Bayram sonrası Meclis'te dün muhalefetin sesi hâkimdi. Buna, AK Parti grubunun MGK dolayısıyla toplanamamasının yarattığı etki gerekçe gösterilebilir. Ancak, muhalefet partilerinin grup toplantı salonları, bayram öncesine göre daha dinamik ve kalabalıktı. Meclis'te dün CHP ve Anavatan liderlerinin grup konuşmalarını dinledik, hem de toplantı sonrası sohbet olanağı bulduk. CHP'den başlarsak... Genel Başkan Deniz Baykal'ın konuşmasının ağırlıklı bölümünü işsizlik, yoksulluk ve YİMPAŞ, AB süreci ve Kıbrıs oluşturdu. Geçmiş grup toplantılarının aksine, laiklik vurgusu baskın bir konuşma yerine, yolsuzluk, yoksulluk sorununa ağırlık verdi. Bir anlamda bütçe konuşmasının provasını yaptı. CHP'nin milliyetçi çizgiye kaydığı yönündeki eleştirilere de "Biz müstemleke solcusu değiliz" karşılığını verdi.

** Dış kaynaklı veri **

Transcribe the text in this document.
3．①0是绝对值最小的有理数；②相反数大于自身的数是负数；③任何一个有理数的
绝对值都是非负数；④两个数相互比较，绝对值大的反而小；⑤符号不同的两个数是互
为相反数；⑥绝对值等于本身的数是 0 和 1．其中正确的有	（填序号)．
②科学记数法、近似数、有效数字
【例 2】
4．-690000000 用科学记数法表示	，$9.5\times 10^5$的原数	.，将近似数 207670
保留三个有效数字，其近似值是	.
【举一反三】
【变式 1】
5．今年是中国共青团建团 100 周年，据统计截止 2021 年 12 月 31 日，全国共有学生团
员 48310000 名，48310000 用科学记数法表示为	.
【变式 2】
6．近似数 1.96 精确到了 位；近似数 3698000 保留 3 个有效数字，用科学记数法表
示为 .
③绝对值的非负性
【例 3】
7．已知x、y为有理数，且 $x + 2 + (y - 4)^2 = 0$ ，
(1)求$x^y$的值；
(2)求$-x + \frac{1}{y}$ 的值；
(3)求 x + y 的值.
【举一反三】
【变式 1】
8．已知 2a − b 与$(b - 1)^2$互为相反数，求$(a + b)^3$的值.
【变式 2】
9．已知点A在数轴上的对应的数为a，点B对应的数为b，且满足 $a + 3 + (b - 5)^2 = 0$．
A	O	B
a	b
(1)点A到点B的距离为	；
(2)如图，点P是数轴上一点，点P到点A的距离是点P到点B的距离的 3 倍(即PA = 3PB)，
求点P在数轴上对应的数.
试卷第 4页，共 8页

Baykal'ın odası Grup konuşması sonrası daveti üzerine CHP lideri Deniz Baykal'ın odasına çıkıp sohbet etme fırsatı bulduk. Baykal, sohbetimizdeki sözlerin yazılmasını istemedi. Odadaki havayı aktarırsak; partiye son dönemdeki teveccühten herkes hoşnut. Sakarya'da yeni parti binasının açılışı oldukça kalabalık kitlenin katılımıyla gerçekleşmiş. Diğer konu ise Avrupa Konseyi Karma Parlamento Meclisi Sosyalist Grup milletvekili Hannes Swoboda'nın Ankara ziyaretiydi. Swoboda'nın Ankara'ya geleceğinden CHP'nin haberi olmamış. Genel Başkan Yardımcısı Onur Öymen, önceki akşam Trilye Restoran'da İtalya'nın Ankara Büyükelçisi ile yemek yerken Swoboda ile tesadüfen karşılaşmış. AK Parti'den Murat Mercan ve Yaşar Yakış'la yemek yiyen Swoboda'ya, "Neden bizimle temas kurmadınız?" sorusunu yönelttiğinde, "Randevu vermemişsiniz" yanıtını almış. Araştırmış ve böyle bir talebin gelmediğini anında kendisine iletmiş. CHP'yi dün ziyaret eden Swoboda'ya hükümetin son dönemde CHP'ye dönük bu tür oyunlar içine girdiği aktarılmış.
Gül söz verdi mi? TCK'nın 301'inci maddesine gelirsek: Baykal'ın odasındaki konuşmalardan yola çıkarsak; Dışişleri Bakanı Abdullah Gül'ün, AB'ye "İlerleme Raporu'na bu olumsuz yansımasın, AB'nin aralık ayındaki zirveye kadar TCK 301'i değiştireceğiz" sözünü verdiği inancı CHP'de yüksek. Finlandiya'nın gündeme getirdiği Kıbrıs konusunda da hükümetin benzer sözleri verdiği görüşü de hakim. CHP'nin hedefinde YİMPAŞ ile bazı hukuk dışı işlemlere göz yumduğuna inanılan bürokrat ve yargı mensupları da var. Bir de Çankaya konusu ve daha önce bu yönde açıklamalarda bulunan TÜSİAD...
Mumcu'nun politikası Anavatan Partisi Grup toplantısı sonrası da Genel Başkan Erkan Mumcu ile sohbet ediyoruz. Grupta dile getirdiği, "AB beni istemiyor mu? Peki kardeşim, beni istemeyeni ben de istemem deyip, doğuda bir Türk dünyası ve İslam dünyasına yöneleceğini açıklaması lazım" sözleri üzerinde duruyoruz. Bugüne kadar AB konusunda başat rolü üstlenen Anavatan'da politika değişikliği mi var? Mumcu, sözlerinin yanlış anlaşıldığı inancında: "Eğer Türkiye, Karadeniz, Orta Asya, Ortadoğu, enerji ve güvenlikte vazgeçilmez olduğunu göstermezse AB'ye girişi zorlaşır. AB Türkiye'ye bu bölgeleri kaybettirip, kendisini vazgeçilmez hale getirdi." Mumcu da milliyetçi bir çizgiye kaydığı eleştirilerine tepkili. Onun da hedefinde CHP lideri Baykal gibi TÜSİAD, yolsuzluk, yoksulluk ve terörle mücadele var. Bir de "Faizleri indirmeyeceğiz" diyen Merkez Bankası Başkanı... İki hafta bayram arası veren Meclis dün işbaşı yaparken muhalefetteki yansımalar böyleydi.